La normativa específica respecto a las inversiones exteriores es el Real Decreto 664/1999, de 23 de abril, sobre inversiones extranjeras (“RD 664/1999”) complementado por la Orden de 28 de mayo de 2001, por la que se establecen los procedimientos aplicables para las declaraciones de inversiones exteriores y su liquidación, así como los procedimientos para la presentación de memorias anuales y de expedientes de autorización (“Orden de 28 de mayo de 2001”).

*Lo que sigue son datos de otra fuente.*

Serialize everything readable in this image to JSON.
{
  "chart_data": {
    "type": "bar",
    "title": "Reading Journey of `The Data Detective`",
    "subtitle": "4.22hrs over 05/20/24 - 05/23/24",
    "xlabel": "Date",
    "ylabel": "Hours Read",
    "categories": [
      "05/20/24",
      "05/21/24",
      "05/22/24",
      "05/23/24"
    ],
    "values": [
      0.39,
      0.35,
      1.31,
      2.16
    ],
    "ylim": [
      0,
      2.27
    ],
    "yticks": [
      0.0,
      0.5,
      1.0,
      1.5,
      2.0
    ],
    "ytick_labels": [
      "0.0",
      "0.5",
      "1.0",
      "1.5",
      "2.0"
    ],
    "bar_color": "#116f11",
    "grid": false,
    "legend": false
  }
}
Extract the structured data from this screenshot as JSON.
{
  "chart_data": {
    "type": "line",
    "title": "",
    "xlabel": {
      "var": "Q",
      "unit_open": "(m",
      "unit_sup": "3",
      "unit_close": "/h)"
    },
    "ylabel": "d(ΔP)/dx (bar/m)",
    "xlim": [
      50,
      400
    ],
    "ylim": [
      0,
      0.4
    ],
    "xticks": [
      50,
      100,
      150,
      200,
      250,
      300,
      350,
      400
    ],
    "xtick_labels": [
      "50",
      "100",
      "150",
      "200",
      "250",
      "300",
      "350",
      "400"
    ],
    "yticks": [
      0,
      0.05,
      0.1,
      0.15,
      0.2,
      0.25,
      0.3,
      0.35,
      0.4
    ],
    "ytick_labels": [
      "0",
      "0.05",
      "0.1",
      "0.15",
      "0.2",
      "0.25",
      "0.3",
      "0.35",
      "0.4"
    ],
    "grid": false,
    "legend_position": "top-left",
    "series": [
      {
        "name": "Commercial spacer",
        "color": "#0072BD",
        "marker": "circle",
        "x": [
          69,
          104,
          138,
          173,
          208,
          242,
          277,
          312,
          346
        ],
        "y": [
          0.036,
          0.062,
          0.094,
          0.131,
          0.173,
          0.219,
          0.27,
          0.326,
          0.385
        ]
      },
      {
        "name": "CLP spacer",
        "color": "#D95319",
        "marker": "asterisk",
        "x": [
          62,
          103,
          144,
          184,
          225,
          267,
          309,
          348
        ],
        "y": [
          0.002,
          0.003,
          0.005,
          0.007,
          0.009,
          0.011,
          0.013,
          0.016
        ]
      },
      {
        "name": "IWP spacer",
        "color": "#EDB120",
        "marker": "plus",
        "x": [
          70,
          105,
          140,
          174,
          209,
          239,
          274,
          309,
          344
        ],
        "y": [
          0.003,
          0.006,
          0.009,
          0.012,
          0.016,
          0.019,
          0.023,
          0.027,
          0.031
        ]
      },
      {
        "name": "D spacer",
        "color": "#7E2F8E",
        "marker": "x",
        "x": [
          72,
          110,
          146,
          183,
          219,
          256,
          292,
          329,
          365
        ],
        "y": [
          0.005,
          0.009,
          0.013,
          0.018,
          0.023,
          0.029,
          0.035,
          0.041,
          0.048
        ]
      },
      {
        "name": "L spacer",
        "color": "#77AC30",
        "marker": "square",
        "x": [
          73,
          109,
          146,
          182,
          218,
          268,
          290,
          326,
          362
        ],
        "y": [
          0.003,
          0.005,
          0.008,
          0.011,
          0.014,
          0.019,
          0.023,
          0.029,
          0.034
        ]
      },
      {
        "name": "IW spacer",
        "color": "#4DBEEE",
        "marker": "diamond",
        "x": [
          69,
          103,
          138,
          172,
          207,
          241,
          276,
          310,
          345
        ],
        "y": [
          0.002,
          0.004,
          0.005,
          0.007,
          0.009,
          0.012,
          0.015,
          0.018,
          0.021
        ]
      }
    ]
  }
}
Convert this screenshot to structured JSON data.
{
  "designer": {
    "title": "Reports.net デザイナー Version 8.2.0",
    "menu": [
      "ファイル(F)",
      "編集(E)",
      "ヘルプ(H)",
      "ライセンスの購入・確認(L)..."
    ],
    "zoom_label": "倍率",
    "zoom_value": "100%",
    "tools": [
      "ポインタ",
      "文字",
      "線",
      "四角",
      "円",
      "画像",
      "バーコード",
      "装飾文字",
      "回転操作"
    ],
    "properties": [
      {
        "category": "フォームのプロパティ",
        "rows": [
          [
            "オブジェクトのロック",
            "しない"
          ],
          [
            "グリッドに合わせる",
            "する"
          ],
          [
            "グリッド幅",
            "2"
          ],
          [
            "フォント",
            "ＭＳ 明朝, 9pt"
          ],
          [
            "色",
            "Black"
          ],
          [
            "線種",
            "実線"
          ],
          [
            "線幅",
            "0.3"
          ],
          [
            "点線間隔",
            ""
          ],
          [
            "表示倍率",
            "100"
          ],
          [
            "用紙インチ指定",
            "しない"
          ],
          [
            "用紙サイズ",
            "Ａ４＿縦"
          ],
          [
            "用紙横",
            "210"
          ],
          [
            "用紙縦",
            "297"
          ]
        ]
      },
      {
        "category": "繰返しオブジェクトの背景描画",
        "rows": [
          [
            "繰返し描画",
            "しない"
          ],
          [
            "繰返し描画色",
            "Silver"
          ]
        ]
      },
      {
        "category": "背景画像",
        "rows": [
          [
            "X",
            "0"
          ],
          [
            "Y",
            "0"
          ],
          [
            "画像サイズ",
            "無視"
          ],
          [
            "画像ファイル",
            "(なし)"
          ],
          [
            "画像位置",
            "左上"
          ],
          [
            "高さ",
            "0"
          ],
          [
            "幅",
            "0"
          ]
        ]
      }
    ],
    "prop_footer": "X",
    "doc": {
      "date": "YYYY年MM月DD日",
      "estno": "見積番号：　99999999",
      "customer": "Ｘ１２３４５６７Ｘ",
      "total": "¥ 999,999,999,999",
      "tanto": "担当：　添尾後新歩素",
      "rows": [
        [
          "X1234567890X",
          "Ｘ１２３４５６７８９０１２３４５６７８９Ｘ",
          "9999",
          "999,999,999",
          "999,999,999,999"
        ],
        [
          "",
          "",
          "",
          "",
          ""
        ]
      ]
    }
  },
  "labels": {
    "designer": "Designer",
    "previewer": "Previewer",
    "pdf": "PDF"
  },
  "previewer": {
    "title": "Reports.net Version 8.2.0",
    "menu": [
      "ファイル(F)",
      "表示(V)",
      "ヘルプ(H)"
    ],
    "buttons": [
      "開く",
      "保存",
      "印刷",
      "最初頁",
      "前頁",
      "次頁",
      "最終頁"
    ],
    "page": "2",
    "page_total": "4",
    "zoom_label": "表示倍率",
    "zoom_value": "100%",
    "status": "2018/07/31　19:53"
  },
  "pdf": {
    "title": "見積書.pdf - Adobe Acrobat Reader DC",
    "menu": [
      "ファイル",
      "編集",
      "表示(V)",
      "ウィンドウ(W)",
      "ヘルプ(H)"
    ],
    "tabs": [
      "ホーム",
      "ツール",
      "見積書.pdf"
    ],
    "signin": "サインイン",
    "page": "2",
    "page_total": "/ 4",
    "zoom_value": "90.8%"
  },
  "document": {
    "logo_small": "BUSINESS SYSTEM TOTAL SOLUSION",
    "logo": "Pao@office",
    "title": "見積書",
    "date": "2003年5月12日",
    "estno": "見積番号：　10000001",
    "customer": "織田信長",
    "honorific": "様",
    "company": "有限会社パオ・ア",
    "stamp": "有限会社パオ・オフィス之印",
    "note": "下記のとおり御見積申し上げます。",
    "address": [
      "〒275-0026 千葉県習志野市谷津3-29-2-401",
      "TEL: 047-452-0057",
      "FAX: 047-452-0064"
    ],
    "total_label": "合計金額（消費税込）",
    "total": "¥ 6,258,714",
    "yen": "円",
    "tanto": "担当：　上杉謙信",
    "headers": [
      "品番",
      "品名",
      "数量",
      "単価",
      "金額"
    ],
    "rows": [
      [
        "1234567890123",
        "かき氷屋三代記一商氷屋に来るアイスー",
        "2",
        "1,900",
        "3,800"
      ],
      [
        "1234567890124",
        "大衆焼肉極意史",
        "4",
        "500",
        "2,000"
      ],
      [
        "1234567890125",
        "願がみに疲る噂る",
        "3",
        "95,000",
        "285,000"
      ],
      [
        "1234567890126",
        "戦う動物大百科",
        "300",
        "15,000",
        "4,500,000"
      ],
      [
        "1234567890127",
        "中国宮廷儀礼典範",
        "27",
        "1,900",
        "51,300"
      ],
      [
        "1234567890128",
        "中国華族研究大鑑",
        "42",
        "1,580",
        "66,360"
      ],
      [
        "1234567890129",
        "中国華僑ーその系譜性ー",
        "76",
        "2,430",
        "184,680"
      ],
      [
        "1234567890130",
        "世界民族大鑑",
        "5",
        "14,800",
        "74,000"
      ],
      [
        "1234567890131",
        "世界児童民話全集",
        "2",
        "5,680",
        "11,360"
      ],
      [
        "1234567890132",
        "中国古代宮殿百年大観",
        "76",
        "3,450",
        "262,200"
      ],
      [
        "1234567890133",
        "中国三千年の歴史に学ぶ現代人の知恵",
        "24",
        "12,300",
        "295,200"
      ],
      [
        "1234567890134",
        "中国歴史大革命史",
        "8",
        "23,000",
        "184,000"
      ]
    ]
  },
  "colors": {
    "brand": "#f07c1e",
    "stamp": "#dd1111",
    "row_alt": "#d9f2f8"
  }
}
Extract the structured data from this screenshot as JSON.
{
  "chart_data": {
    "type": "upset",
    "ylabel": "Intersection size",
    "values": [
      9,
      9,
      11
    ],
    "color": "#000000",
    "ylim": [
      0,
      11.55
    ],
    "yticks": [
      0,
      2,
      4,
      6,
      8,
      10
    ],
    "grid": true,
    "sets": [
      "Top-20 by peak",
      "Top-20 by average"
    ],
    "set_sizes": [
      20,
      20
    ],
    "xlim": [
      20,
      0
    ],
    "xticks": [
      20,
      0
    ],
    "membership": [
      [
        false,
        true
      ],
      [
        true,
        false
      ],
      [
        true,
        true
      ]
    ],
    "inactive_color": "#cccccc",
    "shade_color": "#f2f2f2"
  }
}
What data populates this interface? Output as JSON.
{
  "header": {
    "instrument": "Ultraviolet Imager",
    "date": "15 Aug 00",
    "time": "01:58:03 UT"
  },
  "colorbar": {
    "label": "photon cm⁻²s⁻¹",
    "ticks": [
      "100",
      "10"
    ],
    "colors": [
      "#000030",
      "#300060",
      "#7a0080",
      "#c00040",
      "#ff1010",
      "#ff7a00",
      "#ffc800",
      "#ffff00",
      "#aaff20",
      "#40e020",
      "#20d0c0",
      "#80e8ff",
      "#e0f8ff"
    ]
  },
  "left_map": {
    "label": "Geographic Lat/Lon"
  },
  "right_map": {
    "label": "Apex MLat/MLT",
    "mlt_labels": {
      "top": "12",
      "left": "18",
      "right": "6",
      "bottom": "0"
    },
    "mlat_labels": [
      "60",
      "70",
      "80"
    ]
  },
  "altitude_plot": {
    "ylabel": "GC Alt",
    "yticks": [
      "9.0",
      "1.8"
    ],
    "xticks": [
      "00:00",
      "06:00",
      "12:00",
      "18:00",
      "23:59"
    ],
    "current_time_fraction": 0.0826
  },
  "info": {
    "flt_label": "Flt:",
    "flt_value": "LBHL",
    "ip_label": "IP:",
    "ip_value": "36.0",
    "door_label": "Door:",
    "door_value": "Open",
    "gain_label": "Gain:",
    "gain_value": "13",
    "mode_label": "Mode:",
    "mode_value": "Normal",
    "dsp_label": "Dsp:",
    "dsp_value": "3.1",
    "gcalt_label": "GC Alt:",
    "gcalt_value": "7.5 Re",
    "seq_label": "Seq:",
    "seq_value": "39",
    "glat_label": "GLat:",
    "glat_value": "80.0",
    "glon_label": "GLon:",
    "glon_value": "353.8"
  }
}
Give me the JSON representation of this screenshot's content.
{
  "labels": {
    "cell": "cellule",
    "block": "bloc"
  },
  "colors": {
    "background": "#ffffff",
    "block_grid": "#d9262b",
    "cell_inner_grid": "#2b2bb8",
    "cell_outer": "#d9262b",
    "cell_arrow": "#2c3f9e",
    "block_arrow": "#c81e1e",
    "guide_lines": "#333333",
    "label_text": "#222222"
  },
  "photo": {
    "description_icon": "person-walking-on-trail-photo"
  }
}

Tanto las personas físicas o jurídicas residentes que inviertan en el exterior, como las personas físicas o jurídicas no residentes que inviertan en España, deberán informar de las mismas. Las inversiones objeto de estos deberes de información poder instrumentarse a través de cualquiera de las siguientes operaciones: a) participación en sociedades (vía constitución, aumento de capital, obligaciones convertibles y demás que den derecho a participar en el capital), b) constitución y ampliación de dotación de sucursales, c) suscripción y adquisición de valores negociables representativos de empréstitos, d) participación en fondos de inversión, e) adquisición de inmuebles en España por importe superior a 3.005.062€, o con independencia del precio si su procedencia se halla en un paraíso fiscal, o en adquisición de inmuebles por residentes fuera de España, por importe superior a 1.502.531€, o con independencia del precio si su destino se halla en un paraíso fiscal, y f) participación en cuentas en participación, fundaciones, agrupaciones de interés económico, cooperativas y comunidades de bienes, cuando el valor de la misma en el extranjero supere los 3.005.062€, o con independencia del valor si su procedencia se halla en un paraíso fiscal, o en participación en cuentas en participación, fundaciones, agrupaciones de interés económico, cooperativas y comunidades de bienes, cuando el valor de la misma en España supere los 3.005.062€, o con independencia del valor si su destino se halla en un paraíso fiscal.

El deber de información de las inversiones exteriores se comunica al Registro de Inversiones del Ministerio de Economía y Hacienda, de conformidad con los modelos contemplados por la Orden de 28 de mayo de 2001. En caso de no cumplir con los deberes de información, son de aplicación las infracciones y sanciones de la Ley 40/1979, de Régimen Jurídico de Control de Cambios (“Ley 40/1979”).